- 2.0 GPA in certificate courses
- At least 50% of certificate courses taken in-residence (i.e. at UW-Madison or through a UW-Madison sponsored study abroad program)
- Minimum of 16 credits total
Select two of the following:
|Agroecology/Agronomy/C&E Sociology/ Entomology/Environmental Studies 103||Agroecology: An Introduction to the Ecology of Food and Agriculture|
|C&E Sociology/Agricultural & Applied Economics/ Sociology 340||Issues in Food Systems|
|Dairy Science/Agronomy 471||Food Production Systems and Sustainability|
Select one course from each category for a total of 9 credits:
- Provisioning (production, processing, distribution)
- Context (policy, economics, law, society)
- Values (nutrition, equity, environment)
See guide page for complete list of courses.
Complete an activity outside of a formal classroom setting in which you gain a significant experience in Food Systems. This activity may take different forms, such as a directed research, internship, leadership role in student organizations (e.g., FH King Students for Sustainable Agriculture, Slow Food UW, Campus Food Shed), service learning (e.g., Morgridge Center Internship, ASM Leadership Internship) or contribution of food system aspects to senior capstone project. In all cases, the activity must cut across or integrate multiple aspects of food systems.

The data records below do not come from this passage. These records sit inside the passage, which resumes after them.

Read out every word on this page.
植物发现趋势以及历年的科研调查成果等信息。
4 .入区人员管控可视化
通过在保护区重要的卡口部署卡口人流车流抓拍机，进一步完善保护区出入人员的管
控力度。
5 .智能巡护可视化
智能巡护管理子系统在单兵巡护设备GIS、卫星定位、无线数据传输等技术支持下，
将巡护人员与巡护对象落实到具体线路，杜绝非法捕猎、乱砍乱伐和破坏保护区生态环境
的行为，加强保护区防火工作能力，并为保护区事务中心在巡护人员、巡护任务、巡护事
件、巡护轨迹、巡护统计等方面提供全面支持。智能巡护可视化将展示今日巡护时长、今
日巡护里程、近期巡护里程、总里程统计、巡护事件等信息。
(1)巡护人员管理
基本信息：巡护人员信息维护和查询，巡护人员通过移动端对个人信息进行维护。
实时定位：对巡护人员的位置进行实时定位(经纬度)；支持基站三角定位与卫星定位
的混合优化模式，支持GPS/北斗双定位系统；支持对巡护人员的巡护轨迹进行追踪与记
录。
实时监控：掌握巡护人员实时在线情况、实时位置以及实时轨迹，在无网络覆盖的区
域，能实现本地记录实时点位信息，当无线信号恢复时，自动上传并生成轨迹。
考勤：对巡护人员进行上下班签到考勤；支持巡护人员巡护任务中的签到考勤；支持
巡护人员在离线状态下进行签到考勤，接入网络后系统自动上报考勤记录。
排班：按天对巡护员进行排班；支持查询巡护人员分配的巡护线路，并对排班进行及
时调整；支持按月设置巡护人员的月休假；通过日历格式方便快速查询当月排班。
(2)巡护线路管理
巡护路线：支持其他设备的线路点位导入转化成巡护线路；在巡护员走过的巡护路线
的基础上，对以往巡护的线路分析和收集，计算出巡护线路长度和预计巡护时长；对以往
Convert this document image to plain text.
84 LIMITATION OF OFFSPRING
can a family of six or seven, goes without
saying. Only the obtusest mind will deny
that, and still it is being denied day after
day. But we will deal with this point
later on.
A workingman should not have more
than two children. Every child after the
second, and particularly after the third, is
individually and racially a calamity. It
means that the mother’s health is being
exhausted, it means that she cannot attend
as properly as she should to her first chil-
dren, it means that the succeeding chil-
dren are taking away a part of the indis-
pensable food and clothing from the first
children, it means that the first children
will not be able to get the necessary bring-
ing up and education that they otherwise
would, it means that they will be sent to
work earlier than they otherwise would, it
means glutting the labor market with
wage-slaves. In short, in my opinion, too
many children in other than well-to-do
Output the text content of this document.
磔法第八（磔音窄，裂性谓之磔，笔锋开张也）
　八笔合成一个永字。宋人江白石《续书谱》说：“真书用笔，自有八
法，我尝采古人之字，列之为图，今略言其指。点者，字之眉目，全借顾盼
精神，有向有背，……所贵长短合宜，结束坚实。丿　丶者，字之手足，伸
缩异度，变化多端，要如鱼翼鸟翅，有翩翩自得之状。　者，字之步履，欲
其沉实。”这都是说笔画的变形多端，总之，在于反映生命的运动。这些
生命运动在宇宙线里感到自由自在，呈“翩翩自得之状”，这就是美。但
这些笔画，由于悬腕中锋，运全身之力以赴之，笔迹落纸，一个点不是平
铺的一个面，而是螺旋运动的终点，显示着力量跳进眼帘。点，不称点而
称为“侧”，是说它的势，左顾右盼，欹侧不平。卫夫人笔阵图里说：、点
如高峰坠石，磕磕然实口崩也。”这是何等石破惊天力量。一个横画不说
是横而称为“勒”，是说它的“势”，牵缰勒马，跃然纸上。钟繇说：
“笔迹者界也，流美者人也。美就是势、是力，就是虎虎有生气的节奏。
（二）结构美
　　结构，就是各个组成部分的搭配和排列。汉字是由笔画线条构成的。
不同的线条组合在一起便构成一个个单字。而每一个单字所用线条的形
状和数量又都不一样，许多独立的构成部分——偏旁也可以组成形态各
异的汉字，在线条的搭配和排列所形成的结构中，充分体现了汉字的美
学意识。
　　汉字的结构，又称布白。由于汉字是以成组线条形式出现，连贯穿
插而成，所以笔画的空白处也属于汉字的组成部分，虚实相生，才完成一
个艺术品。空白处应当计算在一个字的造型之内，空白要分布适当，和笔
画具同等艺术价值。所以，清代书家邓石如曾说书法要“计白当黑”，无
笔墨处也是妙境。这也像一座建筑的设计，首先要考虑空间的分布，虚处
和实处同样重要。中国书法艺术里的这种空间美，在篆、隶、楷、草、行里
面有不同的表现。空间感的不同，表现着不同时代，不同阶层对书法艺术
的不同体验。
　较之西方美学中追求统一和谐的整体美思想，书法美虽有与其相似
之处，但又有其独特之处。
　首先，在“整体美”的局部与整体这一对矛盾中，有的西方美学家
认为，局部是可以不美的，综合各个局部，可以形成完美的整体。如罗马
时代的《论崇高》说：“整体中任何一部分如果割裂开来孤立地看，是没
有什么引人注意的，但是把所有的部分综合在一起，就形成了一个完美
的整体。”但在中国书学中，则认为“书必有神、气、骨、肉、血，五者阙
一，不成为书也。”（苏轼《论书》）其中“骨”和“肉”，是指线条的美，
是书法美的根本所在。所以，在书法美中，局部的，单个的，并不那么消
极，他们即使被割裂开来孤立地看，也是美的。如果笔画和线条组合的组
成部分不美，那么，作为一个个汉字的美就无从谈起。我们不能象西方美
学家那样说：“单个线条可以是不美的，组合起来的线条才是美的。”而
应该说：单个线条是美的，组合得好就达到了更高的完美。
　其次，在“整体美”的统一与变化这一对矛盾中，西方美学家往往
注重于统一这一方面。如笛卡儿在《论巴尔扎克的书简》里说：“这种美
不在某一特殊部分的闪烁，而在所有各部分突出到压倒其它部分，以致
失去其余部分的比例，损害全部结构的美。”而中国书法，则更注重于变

Such activities must be formally pre-approved and incorporated into an independent study (299) or internship (399) within the Department of Community and Environmental Sociology. The form to request approval of a culminating activity is HERE. If you’re ready to submit your request, complete the Culminating Activity Approval Form. Students must submit this request a minimum of two weeks before the semester begins. If approved, students will receive permission to enroll in an appropriate section of the 299 or 399 noted above.
*Note: This undergraduate certificate must be completed concurrently with the student’s undergraduate degree. Students cannot delay degree completion to complete the certificate.